Poiché un boicottaggio di questo genere si rifiuta di accettare la facciata di “democrazia” che Israele vuole esporre agli occhi del mondo, non si tratta di un boicottaggio degli individui basato sull'appartenere ad una specifica nazionalità. Al contrario: si tratta di un boicottaggio delle istituzioni, specificatamente mirato a quelle istituzioni culturali ed educative che sostanzialmente e sistematicamente falliscono nell'opporsi all'occupazione al trattamento disuguale dei cittadini non ebrei, e che anzi ne sono conniventi.

Deve essere provato che queste istituzioni forniscano libertà accademica tanto agli ebrei quanto agli arabi, tanto ai palestinesi quanto agli israeliani, dentro i confini di Israele e nei Territori Occupati di Cisgiordania e Striscia di Gaza, e che a tutti siano dati eguali diritti. Si dice che, di fronte ad un sistema di apartheid che vìola sia nei principi teorici che nella pratica l'uguaglianza e le libertà di tutti, un'opposizione ideologica al boicottaggio (vista come strategia punitiva o non consona) non abbia senso. Infatti, tale opposizione aiuta solamente a continuare un tale sistema di violazioni.
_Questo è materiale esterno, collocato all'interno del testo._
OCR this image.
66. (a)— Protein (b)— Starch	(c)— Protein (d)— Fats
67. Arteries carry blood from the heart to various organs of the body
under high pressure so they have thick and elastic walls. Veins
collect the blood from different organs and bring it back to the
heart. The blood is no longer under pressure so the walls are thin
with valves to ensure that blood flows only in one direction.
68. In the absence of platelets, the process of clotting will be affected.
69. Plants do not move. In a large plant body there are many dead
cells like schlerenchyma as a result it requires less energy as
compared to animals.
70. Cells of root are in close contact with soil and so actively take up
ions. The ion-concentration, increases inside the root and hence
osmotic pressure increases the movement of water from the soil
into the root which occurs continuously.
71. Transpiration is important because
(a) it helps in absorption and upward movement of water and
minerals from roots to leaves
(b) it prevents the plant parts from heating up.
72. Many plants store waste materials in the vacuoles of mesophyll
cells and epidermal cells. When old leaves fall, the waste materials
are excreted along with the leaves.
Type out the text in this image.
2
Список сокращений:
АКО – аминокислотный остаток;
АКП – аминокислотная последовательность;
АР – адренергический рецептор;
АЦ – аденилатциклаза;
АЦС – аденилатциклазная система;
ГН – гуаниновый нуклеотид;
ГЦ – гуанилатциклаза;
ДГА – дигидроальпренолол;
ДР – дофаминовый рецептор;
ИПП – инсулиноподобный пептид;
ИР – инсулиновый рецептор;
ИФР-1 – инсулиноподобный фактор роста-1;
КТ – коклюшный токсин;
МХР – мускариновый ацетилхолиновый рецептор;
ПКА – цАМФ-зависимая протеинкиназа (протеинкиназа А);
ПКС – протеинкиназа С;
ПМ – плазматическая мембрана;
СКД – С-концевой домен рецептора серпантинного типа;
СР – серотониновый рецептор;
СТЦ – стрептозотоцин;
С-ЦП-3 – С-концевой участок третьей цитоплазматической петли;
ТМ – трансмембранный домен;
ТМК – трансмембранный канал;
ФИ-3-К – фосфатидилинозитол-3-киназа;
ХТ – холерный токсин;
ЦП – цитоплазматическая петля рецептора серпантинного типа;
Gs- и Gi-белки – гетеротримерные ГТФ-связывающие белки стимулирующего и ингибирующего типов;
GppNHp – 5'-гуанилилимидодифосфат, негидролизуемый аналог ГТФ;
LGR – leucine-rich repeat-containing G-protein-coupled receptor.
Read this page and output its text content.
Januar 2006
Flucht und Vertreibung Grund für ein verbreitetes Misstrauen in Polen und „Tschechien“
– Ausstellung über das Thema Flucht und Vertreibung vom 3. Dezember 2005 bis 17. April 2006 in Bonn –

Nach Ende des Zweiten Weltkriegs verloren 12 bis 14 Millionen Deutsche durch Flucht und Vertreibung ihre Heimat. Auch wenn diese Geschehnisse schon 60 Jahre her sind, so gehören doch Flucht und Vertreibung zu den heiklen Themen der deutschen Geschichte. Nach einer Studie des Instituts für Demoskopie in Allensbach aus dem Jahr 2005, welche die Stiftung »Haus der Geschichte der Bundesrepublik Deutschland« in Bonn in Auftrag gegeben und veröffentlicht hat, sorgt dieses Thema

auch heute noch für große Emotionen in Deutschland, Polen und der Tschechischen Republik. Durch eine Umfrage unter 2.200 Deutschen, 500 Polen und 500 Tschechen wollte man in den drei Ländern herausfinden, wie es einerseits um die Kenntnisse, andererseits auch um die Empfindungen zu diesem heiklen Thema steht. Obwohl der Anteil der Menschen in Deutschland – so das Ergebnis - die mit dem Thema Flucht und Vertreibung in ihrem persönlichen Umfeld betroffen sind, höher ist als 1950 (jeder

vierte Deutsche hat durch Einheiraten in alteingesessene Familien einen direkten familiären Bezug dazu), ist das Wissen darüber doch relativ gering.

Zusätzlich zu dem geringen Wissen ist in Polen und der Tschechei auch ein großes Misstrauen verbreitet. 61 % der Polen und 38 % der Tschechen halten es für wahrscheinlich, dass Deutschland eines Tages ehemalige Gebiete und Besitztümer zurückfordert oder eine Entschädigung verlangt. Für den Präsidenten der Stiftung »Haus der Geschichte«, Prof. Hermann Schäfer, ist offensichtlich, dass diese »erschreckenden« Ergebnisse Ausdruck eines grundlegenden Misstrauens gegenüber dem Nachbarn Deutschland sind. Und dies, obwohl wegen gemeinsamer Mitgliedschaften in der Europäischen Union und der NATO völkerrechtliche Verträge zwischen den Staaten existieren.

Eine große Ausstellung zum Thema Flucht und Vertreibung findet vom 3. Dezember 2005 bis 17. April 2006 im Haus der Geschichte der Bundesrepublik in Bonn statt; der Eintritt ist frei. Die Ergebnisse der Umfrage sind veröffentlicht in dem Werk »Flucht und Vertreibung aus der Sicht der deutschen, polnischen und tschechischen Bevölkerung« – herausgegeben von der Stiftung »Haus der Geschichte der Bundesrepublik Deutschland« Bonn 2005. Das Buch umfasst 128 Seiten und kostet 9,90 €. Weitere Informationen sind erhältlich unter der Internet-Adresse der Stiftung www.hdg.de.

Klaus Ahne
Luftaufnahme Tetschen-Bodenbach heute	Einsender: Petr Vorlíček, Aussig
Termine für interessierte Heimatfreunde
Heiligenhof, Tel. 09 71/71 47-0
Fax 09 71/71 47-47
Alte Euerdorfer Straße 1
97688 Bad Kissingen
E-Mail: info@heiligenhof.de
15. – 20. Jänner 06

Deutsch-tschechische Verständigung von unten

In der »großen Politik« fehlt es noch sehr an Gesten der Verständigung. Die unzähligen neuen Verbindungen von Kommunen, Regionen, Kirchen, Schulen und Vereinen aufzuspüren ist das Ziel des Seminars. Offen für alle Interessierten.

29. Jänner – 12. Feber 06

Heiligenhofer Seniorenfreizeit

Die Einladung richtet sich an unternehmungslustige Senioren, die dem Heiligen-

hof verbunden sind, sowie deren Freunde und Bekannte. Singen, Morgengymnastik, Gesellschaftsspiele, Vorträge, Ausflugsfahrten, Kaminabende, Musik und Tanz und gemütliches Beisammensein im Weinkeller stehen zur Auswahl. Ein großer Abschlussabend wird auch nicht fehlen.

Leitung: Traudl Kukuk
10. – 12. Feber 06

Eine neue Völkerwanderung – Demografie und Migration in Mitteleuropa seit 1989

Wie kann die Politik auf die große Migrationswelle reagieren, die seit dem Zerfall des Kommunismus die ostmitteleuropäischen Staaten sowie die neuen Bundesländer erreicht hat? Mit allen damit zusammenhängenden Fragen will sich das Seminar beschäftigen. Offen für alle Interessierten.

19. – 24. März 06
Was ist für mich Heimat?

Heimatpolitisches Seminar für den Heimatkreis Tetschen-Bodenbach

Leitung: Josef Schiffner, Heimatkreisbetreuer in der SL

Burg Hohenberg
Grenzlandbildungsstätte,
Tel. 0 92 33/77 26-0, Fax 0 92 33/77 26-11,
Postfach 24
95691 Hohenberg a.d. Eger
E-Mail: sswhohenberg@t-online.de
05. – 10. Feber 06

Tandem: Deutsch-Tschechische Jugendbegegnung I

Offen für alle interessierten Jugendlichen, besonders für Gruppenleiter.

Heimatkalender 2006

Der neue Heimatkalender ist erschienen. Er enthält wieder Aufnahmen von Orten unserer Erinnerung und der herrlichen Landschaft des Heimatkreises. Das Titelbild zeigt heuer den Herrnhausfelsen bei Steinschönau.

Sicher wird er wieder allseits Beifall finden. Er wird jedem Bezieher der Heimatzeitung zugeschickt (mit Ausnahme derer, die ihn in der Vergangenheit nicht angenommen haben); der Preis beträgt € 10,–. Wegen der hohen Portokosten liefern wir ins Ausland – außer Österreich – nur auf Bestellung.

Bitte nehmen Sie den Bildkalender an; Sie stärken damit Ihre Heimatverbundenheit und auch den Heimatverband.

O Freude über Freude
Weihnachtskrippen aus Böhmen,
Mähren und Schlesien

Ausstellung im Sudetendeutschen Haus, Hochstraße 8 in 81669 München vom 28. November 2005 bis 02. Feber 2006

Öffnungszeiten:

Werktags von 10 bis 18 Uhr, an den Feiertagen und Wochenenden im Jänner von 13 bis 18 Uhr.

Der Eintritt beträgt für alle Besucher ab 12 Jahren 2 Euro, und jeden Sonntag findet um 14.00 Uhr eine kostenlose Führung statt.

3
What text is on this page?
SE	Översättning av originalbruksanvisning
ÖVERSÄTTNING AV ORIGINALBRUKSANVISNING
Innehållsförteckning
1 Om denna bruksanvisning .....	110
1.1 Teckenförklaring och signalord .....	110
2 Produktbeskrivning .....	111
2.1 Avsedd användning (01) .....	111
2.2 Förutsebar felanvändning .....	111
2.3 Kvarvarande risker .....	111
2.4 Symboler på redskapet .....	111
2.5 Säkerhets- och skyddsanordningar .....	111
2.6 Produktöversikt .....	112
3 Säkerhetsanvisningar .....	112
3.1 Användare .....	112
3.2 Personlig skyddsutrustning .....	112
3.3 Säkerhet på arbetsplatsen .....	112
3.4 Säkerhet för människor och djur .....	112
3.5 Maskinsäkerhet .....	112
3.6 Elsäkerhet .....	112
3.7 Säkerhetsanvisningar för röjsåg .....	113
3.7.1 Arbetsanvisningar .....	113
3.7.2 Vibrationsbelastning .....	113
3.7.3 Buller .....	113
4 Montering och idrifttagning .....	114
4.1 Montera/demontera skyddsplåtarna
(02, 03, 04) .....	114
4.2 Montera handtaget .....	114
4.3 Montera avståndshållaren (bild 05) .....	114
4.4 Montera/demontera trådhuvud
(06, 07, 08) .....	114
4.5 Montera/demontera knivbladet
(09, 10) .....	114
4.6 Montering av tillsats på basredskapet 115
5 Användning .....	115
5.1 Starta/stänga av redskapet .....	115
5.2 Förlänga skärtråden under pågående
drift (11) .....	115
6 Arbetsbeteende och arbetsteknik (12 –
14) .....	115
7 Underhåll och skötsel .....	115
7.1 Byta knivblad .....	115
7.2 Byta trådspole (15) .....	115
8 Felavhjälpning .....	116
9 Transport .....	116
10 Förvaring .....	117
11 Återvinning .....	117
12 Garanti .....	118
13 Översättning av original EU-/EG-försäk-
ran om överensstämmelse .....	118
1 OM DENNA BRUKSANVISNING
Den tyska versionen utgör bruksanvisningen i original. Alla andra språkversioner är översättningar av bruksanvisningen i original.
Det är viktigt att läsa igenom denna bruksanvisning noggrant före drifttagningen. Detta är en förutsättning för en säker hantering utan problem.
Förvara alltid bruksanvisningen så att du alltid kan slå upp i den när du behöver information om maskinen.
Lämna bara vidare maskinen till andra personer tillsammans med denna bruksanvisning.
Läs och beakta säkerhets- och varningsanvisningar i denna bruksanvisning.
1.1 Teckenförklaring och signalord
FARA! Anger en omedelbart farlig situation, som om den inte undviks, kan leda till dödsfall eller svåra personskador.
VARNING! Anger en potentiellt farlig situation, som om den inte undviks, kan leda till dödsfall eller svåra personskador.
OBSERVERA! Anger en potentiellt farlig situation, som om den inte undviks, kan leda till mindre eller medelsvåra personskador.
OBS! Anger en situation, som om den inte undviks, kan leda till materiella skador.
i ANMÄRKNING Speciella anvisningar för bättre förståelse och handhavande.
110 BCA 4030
Il boicottaggio è un metodo strategico per esporre alla luce del sole l'amorale e non democratico comportamento delle istituzioni israeliane, e lo si potrebbe quasi vedere come un “voler salvare Israele da sé stesso”.

Le università statunitensi sono state particolarmente complici nella continuazione di questa finzione che è la “democrazia israeliana”: i capi delle accademie americane cercano di proteggere Israele dalle critiche, anche se al tempo stesso devono proteggersi dagli attacchi delle lobby filo israeliane che parlano per conto dell'attuale regime israeliano. Mi sembra che tutto questo sia qualcosa di assolutamente perverso, poiché molte delle politiche israeliane oggi siano in ampio contrasto coi principali valori del sistema educativo americano. Paradossalmente, è proprio perché crediamo fortemente nei principi della libertà accademica che il boicottaggio strategico di uno stato che vìola la libertà sopracitata ha pienamente senso.